The accuracy of the proposed image retrieval method is related to various graphical features in CBIR such as fusion by random walk (FRW) 40 and fusion by random walk with pseudo relevance feedback (FRWPRF) method. 40 The analysis is carried out on the basis of number of the retrieved images such as 5, 10, 15, 20, and 25. The proposed method and the former schemes are compared in terms of the FIAR measurements and it is projected in Figure 9. The accuracy measures in terms of performance are better comparing with other existing methodologies.

FIAR-based comparison between the existing and proposed methodologies.
Precision and recall
The proposed system performance is validated using precision and recall. In this experiment, all images in the database are treated as query images. The precision and recall measure for all categories of query images are calculated based on increasing the number of images retrieved from the database as 5, 10, 15, 20, and 25(L value) in the first iteration. The same precision and recall calculation are extended after applying MBWT feature and the results are represented in Figure 10(a), and proposed method without the application of RF results are listed in Figure 10(b).

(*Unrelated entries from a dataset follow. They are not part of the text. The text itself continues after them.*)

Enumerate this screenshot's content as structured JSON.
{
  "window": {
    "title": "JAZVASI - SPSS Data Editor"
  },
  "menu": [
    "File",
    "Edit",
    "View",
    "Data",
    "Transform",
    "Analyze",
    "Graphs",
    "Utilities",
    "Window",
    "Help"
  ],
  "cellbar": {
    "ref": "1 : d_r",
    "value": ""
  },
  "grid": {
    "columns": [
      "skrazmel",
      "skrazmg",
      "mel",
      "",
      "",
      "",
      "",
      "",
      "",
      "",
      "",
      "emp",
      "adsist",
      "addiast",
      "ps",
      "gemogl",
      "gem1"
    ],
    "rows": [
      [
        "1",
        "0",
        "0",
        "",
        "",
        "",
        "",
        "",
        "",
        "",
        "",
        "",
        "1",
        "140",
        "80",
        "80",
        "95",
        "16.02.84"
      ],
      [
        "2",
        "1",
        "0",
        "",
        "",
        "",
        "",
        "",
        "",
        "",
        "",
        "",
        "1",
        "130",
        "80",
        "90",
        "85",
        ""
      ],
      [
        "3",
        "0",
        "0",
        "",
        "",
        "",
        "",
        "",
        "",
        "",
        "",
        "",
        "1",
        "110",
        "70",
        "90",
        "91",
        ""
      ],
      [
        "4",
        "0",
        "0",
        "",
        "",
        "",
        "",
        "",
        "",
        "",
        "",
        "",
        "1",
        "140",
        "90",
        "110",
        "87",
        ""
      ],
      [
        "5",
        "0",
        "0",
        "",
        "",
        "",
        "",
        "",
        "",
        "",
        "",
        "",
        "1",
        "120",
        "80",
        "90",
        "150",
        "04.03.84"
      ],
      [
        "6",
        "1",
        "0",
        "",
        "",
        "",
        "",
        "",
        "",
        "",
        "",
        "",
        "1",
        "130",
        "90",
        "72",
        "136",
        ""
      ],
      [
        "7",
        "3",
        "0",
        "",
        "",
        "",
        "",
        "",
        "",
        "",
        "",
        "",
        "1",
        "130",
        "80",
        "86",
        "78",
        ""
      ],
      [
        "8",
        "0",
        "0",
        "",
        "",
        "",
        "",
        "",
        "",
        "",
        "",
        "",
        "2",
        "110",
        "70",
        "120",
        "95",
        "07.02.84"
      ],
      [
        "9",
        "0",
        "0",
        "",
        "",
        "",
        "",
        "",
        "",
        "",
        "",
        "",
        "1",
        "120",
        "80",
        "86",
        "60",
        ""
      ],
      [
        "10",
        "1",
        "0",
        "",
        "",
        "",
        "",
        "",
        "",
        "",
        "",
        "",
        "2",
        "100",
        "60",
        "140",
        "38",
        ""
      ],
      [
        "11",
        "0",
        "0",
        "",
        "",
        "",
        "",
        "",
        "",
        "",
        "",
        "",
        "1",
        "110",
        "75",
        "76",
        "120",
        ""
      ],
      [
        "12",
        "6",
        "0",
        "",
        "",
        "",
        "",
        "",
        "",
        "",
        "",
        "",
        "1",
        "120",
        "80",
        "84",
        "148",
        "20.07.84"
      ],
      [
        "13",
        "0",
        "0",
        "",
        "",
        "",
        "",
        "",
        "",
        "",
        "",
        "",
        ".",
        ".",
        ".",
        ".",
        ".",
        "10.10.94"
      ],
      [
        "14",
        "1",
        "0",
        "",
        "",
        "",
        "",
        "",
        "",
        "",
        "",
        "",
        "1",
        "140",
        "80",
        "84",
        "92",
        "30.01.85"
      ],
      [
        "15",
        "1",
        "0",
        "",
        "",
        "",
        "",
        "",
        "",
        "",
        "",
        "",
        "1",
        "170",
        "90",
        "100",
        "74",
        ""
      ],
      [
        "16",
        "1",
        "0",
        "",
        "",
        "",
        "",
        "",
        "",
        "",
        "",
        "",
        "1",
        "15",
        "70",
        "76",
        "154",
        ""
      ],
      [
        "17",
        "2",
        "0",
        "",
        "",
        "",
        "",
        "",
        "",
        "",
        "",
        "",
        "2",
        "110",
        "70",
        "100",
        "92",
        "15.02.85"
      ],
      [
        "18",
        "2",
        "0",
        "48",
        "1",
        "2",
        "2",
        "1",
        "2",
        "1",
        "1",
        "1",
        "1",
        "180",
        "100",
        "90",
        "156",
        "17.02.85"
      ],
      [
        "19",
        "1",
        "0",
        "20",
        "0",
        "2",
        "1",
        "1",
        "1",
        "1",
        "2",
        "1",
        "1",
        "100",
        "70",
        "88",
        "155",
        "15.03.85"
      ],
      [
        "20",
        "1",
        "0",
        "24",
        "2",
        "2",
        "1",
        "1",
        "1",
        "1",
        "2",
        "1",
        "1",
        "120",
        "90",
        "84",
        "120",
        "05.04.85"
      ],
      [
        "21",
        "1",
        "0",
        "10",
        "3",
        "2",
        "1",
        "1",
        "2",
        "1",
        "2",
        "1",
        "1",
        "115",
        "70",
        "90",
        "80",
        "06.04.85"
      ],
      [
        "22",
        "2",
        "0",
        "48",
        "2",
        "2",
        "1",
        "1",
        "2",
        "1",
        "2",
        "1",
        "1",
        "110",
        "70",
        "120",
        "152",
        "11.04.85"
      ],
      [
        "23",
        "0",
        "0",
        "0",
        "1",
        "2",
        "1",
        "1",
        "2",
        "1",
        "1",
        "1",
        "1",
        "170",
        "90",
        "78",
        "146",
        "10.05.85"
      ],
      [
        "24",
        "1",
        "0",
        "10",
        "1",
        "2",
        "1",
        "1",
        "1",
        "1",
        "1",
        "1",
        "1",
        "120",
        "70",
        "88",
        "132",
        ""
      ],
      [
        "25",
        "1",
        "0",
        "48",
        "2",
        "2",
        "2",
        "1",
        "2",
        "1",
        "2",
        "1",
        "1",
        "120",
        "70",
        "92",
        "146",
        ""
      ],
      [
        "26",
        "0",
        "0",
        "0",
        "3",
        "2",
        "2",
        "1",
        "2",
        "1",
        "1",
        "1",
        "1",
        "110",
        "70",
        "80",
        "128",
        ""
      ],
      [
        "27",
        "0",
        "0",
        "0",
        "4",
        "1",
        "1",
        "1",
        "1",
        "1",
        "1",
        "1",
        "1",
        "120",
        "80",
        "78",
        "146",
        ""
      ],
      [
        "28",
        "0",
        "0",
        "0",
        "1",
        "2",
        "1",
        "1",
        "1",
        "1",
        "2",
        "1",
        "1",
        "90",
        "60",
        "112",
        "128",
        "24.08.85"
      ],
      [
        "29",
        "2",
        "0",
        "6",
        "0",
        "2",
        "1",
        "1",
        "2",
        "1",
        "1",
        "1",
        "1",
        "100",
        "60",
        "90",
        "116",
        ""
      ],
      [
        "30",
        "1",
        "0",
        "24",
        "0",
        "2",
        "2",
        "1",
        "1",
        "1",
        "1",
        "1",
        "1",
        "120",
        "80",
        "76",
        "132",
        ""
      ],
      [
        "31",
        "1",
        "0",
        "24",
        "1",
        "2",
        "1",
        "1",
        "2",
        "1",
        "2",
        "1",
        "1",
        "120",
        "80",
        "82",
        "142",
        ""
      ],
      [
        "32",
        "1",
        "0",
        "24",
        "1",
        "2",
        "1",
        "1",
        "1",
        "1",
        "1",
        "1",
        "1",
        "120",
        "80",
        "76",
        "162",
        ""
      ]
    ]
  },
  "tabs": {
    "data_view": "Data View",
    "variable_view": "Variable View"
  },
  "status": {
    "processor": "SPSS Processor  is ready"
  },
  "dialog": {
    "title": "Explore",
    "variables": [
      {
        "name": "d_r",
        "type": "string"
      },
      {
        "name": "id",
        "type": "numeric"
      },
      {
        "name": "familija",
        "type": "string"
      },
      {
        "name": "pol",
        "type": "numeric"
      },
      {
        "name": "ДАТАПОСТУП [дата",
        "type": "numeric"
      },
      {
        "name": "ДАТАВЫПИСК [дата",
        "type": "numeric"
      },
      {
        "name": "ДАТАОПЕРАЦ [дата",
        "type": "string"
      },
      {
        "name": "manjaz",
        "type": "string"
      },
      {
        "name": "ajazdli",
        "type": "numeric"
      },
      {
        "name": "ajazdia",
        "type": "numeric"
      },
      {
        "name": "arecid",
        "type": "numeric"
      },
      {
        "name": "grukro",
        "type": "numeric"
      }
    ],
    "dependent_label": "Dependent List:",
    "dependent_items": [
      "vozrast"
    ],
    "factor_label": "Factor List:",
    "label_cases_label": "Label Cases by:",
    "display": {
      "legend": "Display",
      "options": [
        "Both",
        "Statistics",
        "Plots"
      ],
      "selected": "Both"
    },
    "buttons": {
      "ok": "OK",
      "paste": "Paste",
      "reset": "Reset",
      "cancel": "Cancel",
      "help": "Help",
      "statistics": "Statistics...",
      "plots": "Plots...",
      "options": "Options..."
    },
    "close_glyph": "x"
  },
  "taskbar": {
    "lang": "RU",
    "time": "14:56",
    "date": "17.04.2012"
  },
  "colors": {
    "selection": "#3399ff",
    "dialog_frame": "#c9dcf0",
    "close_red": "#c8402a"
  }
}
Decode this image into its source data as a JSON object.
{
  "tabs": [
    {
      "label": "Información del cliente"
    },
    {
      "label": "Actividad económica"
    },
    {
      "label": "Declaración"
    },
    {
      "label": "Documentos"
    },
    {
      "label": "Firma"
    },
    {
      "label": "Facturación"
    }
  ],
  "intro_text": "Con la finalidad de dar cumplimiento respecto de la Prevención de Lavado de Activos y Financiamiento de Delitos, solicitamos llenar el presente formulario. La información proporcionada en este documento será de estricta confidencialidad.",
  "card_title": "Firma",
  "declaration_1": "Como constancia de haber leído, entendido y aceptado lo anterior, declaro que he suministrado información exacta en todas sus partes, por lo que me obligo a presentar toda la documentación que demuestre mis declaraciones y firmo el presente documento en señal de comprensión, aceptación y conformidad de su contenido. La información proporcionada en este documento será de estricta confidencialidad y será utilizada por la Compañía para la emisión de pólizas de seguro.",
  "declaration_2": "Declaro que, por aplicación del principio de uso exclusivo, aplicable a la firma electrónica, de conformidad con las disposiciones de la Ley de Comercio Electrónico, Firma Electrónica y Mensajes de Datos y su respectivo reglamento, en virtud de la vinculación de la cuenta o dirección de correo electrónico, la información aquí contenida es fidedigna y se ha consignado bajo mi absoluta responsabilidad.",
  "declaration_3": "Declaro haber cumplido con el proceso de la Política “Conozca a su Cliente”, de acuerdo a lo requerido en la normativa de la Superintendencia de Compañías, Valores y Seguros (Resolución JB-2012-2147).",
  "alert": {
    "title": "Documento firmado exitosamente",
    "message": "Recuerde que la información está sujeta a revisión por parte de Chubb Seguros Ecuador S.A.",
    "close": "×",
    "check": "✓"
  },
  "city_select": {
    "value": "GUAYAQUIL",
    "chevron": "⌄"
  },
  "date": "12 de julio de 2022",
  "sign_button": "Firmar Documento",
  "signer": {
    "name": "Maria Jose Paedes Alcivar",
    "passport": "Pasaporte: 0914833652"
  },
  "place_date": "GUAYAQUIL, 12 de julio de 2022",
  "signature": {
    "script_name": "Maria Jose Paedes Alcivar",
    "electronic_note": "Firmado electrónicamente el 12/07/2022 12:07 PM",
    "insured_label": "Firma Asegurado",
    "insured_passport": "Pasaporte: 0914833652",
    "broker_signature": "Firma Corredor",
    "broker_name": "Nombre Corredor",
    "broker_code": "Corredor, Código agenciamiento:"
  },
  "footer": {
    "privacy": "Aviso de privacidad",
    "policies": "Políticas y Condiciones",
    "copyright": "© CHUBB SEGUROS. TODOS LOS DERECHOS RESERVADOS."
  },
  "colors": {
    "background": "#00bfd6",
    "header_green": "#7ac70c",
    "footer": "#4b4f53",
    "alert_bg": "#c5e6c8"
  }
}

Comparison of performance measures such as precision and recall for COREL image database: (a) precision and recall calculation using modified binary wavelet transform feature and (b) precision and recall calculation using proposed method without the application of relevance feedback.
The proposed image retrieval method improves the precision and recall values and outperforms the existing retrieval methods. It is also understood that the image contains more background information can reduce the accuracy of image retrieval from 100%. This creates a bottleneck to this research, while considering global image database. The system takes more time to produce the feature vector if the database has more number of images. Once the system produces the feature vector, the system retrieves the images quickly as expected by the user. By considering the setbacks, an appropriate number of features can be considered to reduce the semantic gap.
Conclusion
In this work, CBIR methodology is experimented by exploiting the semantic information features such as coarseness, contrast, directionality, MBWT, LPB, LTrP and along with RF mechanism to retrieve the user expected result. Two similar images semantically different are identified using the selected features. To speed up the feature-based image retrieval process, binary wavelet pattern is modified and proposed a new feature. To evaluate the methods, benchmark DataBase is used. Also, a collection of images from the Internet can also be used as a DataBase. Selected features are combined to select the semantic-based image from the DataBase. Furthermore, the research can also be extended to video image retrieval. The system can able to bridge the gap between semantic knowledge, image content, and also the slanted criteria for human-oriented judgment.
Footnotes
Declaration of conflicting interests
The author(s) declared no potential conflicts of interest with respect to the research, authorship, and/or publication of this article.
Funding
The author(s) received no financial support for the research, authorship, and/or publication of this article.